Day 52 - On the side of the highway / by Edward Crim

It is easy to think that in winter there is not much to find in nature, but the reality is that we really do not look very hard or in the right places. Interstate 64/ US 40, runs through the southern most part of Forest Park, cutting off a narrow strip of the park on its southern border with Oakland Avenue. Turtle Playground, created by the late, great, Bob Cassily in 1996, occupies a part of this strip, but to the west of it there is an equally large section of grass and trees also unconnected to the rest of the park, except by the Tamm Avenue bridge that crosses the highway.

I walked from the Clayton Road and Skinker Boulevard intersection, which lies three quarters of a mile from my home, through the woods on the north side of the highway, adjacent to the Clayton Road exit from I64. Yes, I did find traces of the homeless (on a previous visit to this area I found two park rangers investigating a tent left there), but that wasn’t really what I was looking for.
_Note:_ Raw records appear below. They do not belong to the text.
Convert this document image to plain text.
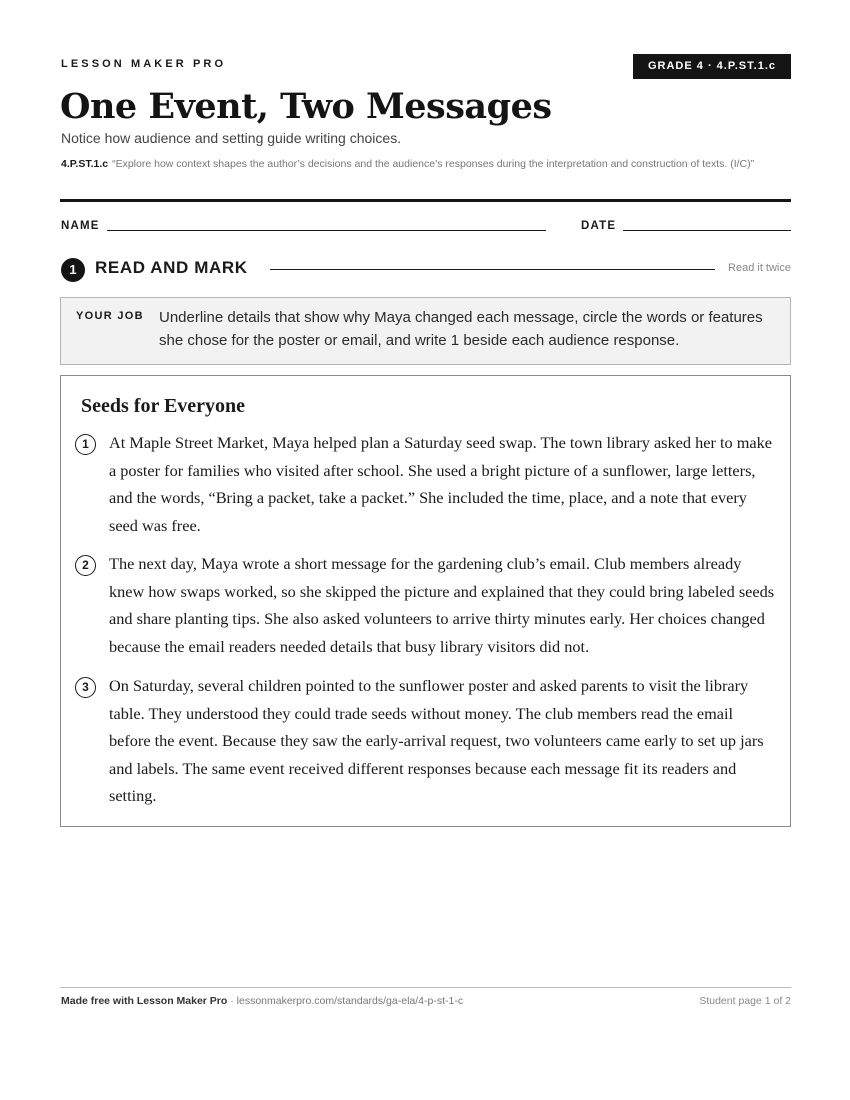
LESSON MAKER PRO	GRADE 4 · 4.P.ST.1.c
One Event, Two Messages
Notice how audience and setting guide writing choices.
4.P.ST.1.c “Explore how context shapes the author’s decisions and the audience’s responses during the interpretation and construction of texts. (I/C)”
NAME	DATE
1	READ AND MARK	Read it twice
YOUR JOB Underline details that show why Maya changed each message, circle the words or features she chose for the poster or email, and write 1 beside each audience response.
Seeds for Everyone
1	At Maple Street Market, Maya helped plan a Saturday seed swap. The town library asked her to make a poster for families who visited after school. She used a bright picture of a sunflower, large letters, and the words, “Bring a packet, take a packet.” She included the time, place, and a note that every seed was free.
2	The next day, Maya wrote a short message for the gardening club’s email. Club members already knew how swaps worked, so she skipped the picture and explained that they could bring labeled seeds and share planting tips. She also asked volunteers to arrive thirty minutes early. Her choices changed because the email readers needed details that busy library visitors did not.
3	On Saturday, several children pointed to the sunflower poster and asked parents to visit the library table. They understood they could trade seeds without money. The club members read the email before the event. Because they saw the early-arrival request, two volunteers came early to set up jars and labels. The same event received different responses because each message fit its readers and setting.
Made free with Lesson Maker Pro · lessonmakerpro.com/standards/ga-ela/4-p-st-1-c	Student page 1 of 2
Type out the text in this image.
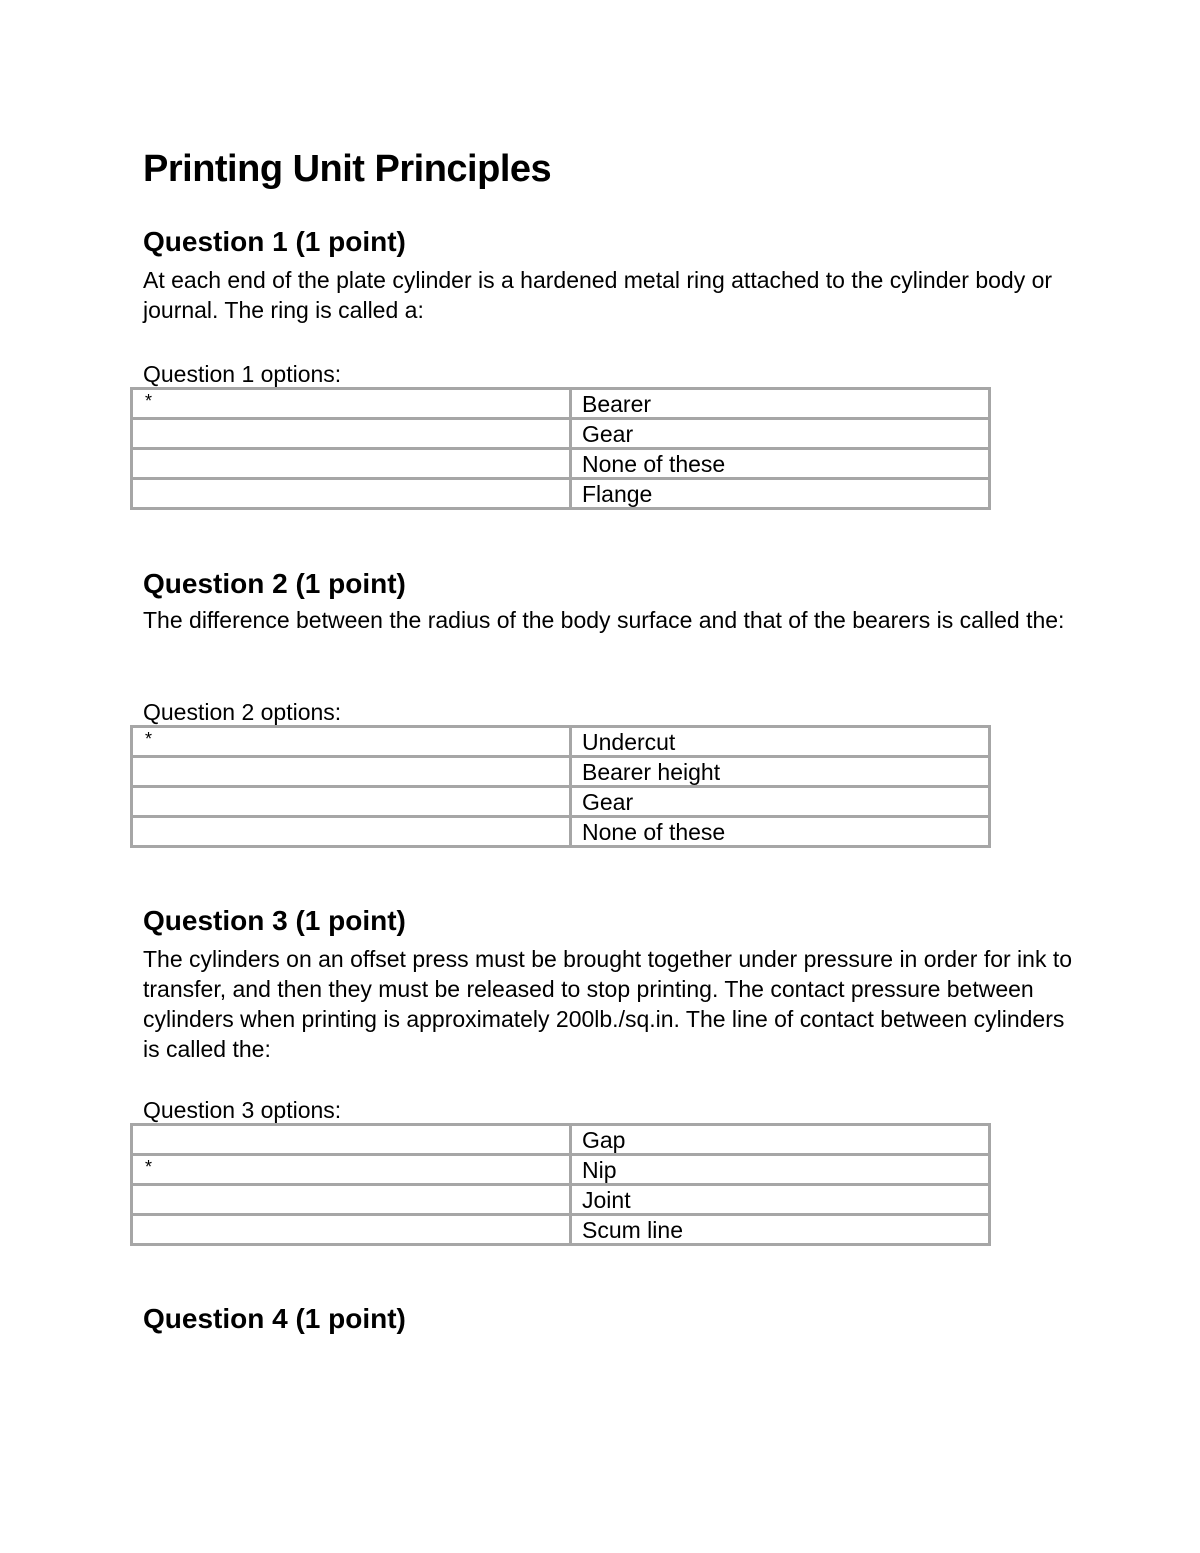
Printing Unit Principles
Question 1 (1 point)

At each end of the plate cylinder is a hardened metal ring attached to the cylinder body or journal. The ring is called a:

Question 1 options:

*	Bearer
	Gear
	None of these
	Flange
Question 2 (1 point)

The difference between the radius of the body surface and that of the bearers is called the:

Question 2 options:

*	Undercut
	Bearer height
	Gear
	None of these
Question 3 (1 point)

The cylinders on an offset press must be brought together under pressure in order for ink to transfer, and then they must be released to stop printing. The contact pressure between cylinders when printing is approximately 200lb./sq.in. The line of contact between cylinders is called the:

Question 3 options:

	Gap
*	Nip
	Joint
	Scum line
Question 4 (1 point)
If you had asked me just it was that I was seeking, I wouldn’t have had much of an answer. I simply look and see what there is to be seen.

I also listen, though right next to the interstate it is hard to hear anything of nature over the roar of the trucks and cars rushing past. I looked at the water that flows through the park (there has been a lot of it recently, and the ground was soft everywhere I set foot), finding small streams there by the highway, passing through culverts under the bicycle and running paths and then disappearing into another pipe next to the cars that are making so much noise.

The trees, their skeletons revealed by winter, stand starkly against the overcast sky. All the park seems asleep, dreaming of spring and its time of awakening. There are visitors in the Zoo, but not a lot of them. A lone cyclist races by and a while later, a runner. A trash can by a park bench is filled to the top and apparently not on any collections list. I walk through brambles to get to a tree that has a peculiar hollow trunk and wonder what animals might live there. I walk shakily across a small stream on a fallen tree, trying not to fall into the muck below. I look down a lot to see what I am about to step upon, but I don’t want to get so caught up in looking down that I fail to look up.

I pause to look up into one of the large trees as a large spot of bird splat below it suggests a large bird was in residence there, but there isn’t one up there that I can see, so slowly I move on. Today, I brought back a souvenir. I picked up a section of a fallen branch to take back to my studio (since I forgot to bring my macro lens with me), and photograph the lichens on it at a ratio of one to one (meaning the image is projected onto the sensor at exactly the size it is in life), and then, with a special macro lens, I enlarged it even further, including the edge of a one cent coin as a reference for size. Interesting, eh?

Lichens on the roots of an oak tree.

Lichens on the roots of an oak tree.